Himawari-8 had observed with high and stable accuracy since it began operation in 2015. The Advanced Himawari Imager (AHI) onboard Himawari-9 is equivalent to that of Himawari-8 and has been stably observing with high accuracy since the switchover.
By using the high quality AHI Level-1 data, the Fundamental Cloud Product (FCP) has been generated at the Meteorological Satellite Center (MSC) for various downstream applications. FCP is a product that is obtained by calculating the cloud mask, cloud phase, and cloud-top height collectively, which are required as input for many Level-2 products. By obtaining cloud information required for many products from FCP, we can save computing resources and secure the quality of input data. FCP can be broadly divided into two algorithms. One is the cloud mask calculation algorithm created by combining the NWCSAF and GOES-R algorithms at MSC, and the other is the calculation of cloud physical parameters such as cloud phases created with reference to the GOES-R algorithm and cloud top height, which was extended from one to two layers of cloud radiation model at MSC with reference to the GOES-R algorithm.

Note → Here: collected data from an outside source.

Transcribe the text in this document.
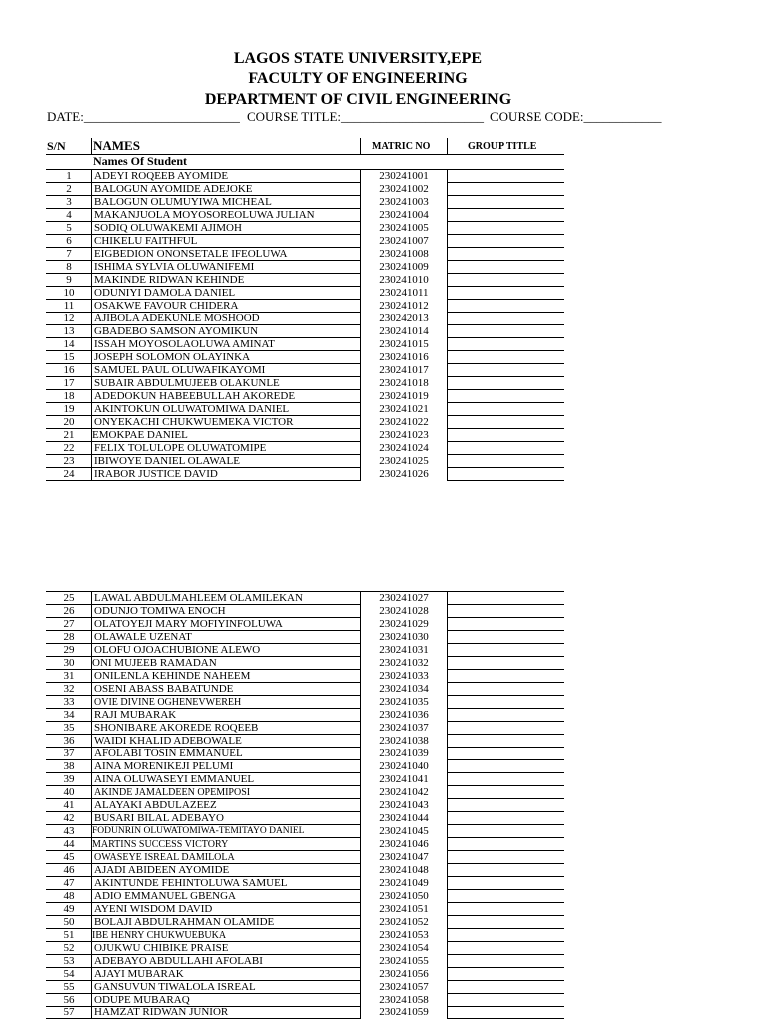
LAGOS STATE UNIVERSITY,EPE
FACULTY OF ENGINEERING
DEPARTMENT OF CIVIL ENGINEERING
DATE:________________________ COURSE TITLE:______________________ COURSE CODE:____________
S/N NAMES	MATRIC NO	GROUP TITLE
Names Of Student
1	ADEYI ROQEEB AYOMIDE	230241001
2	BALOGUN AYOMIDE ADEJOKE	230241002
3	BALOGUN OLUMUYIWA MICHEAL	230241003
4	MAKANJUOLA MOYOSOREOLUWA JULIAN	230241004
5	SODIQ OLUWAKEMI AJIMOH	230241005
6	CHIKELU FAITHFUL	230241007
7	EIGBEDION ONONSETALE IFEOLUWA	230241008
8	ISHIMA SYLVIA OLUWANIFEMI	230241009
9	MAKINDE RIDWAN KEHINDE	230241010
10	ODUNIYI DAMOLA DANIEL	230241011
11	OSAKWE FAVOUR CHIDERA	230241012
12	AJIBOLA ADEKUNLE MOSHOOD	230242013
13	GBADEBO SAMSON AYOMIKUN	230241014
14	ISSAH MOYOSOLAOLUWA AMINAT	230241015
15	JOSEPH SOLOMON OLAYINKA	230241016
16	SAMUEL PAUL OLUWAFIKAYOMI	230241017
17	SUBAIR ABDULMUJEEB OLAKUNLE	230241018
18	ADEDOKUN HABEEBULLAH AKOREDE	230241019
19	AKINTOKUN OLUWATOMIWA DANIEL	230241021
20	ONYEKACHI CHUKWUEMEKA VICTOR	230241022
21	EMOKPAE DANIEL	230241023
22	FELIX TOLULOPE OLUWATOMIPE	230241024
23	IBIWOYE DANIEL OLAWALE	230241025
24	IRABOR JUSTICE DAVID	230241026
25	LAWAL ABDULMAHLEEM OLAMILEKAN	230241027
26	ODUNJO TOMIWA ENOCH	230241028
27	OLATOYEJI MARY MOFIYINFOLUWA	230241029
28	OLAWALE UZENAT	230241030
29	OLOFU OJOACHUBIONE ALEWO	230241031
30	ONI MUJEEB RAMADAN	230241032
31	ONILENLA KEHINDE NAHEEM	230241033
32	OSENI ABASS BABATUNDE	230241034
33	OVIE DIVINE OGHENEVWEREH	230241035
34	RAJI MUBARAK	230241036
35	SHONIBARE AKOREDE ROQEEB	230241037
36	WAIDI KHALID ADEBOWALE	230241038
37	AFOLABI TOSIN EMMANUEL	230241039
38	AINA MORENIKEJI PELUMI	230241040
39	AINA OLUWASEYI EMMANUEL	230241041
40	AKINDE JAMALDEEN OPEMIPOSI	230241042
41	ALAYAKI ABDULAZEEZ	230241043
42	BUSARI BILAL ADEBAYO	230241044
43	FODUNRIN OLUWATOMIWA-TEMITAYO DANIEL	230241045
44	MARTINS SUCCESS VICTORY	230241046
45	OWASEYE ISREAL DAMILOLA	230241047
46	AJADI ABIDEEN AYOMIDE	230241048
47	AKINTUNDE FEHINTOLUWA SAMUEL	230241049
48	ADIO EMMANUEL GBENGA	230241050
49	AYENI WISDOM DAVID	230241051
50	BOLAJI ABDULRAHMAN OLAMIDE	230241052
51	IBE HENRY CHUKWUEBUKA	230241053
52	OJUKWU CHIBIKE PRAISE	230241054
53	ADEBAYO ABDULLAHI AFOLABI	230241055
54	AJAYI MUBARAK	230241056
55	GANSUVUN TIWALOLA ISREAL	230241057
56	ODUPE MUBARAQ	230241058
57	HAMZAT RIDWAN JUNIOR	230241059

JMA is developing a new FCP for introduction in FY2024, replacing the cloud mask algorithm with Cloud and Aerosol Unbiased Decision Intellectual Algorithm (CLAUDIA) (Ishida et al. 2018), which uses support vector machine techniques, and the calculation of cloud physics with a method based on a variational principle called Optimal Cloud Analysis (OCA), which was developed at EUMETSAT and introduced to MSC. Current cloud mask is based on threshold technique and uses Numerical Weather Prediction (NWP) data for the thresholds. Therefore, cloud detection is sometimes affected by phenomena that are not well represented by numerical models. On the contrary, since CLAUDIA uses only observation data to calculate the thresholds for cloud detection by machine-learning without any theoretical assumptions or use of the first guesses from NWP, it is expected to improve the accuracy of cloud detection. In addition, users have been requesting cloud optical depth for some time, and the introduction of OCA will allow us to respond to those requests. The new FCP is a method that can efficiently process the dramatically increasing information in the observation bands by using machine-learning cloud masks and cloud physics estimation based on the variational principle.
In this talk, the performance of Level-1 data and Level-2 products for Himawari-9 and the current status of the new FCP development will be presented.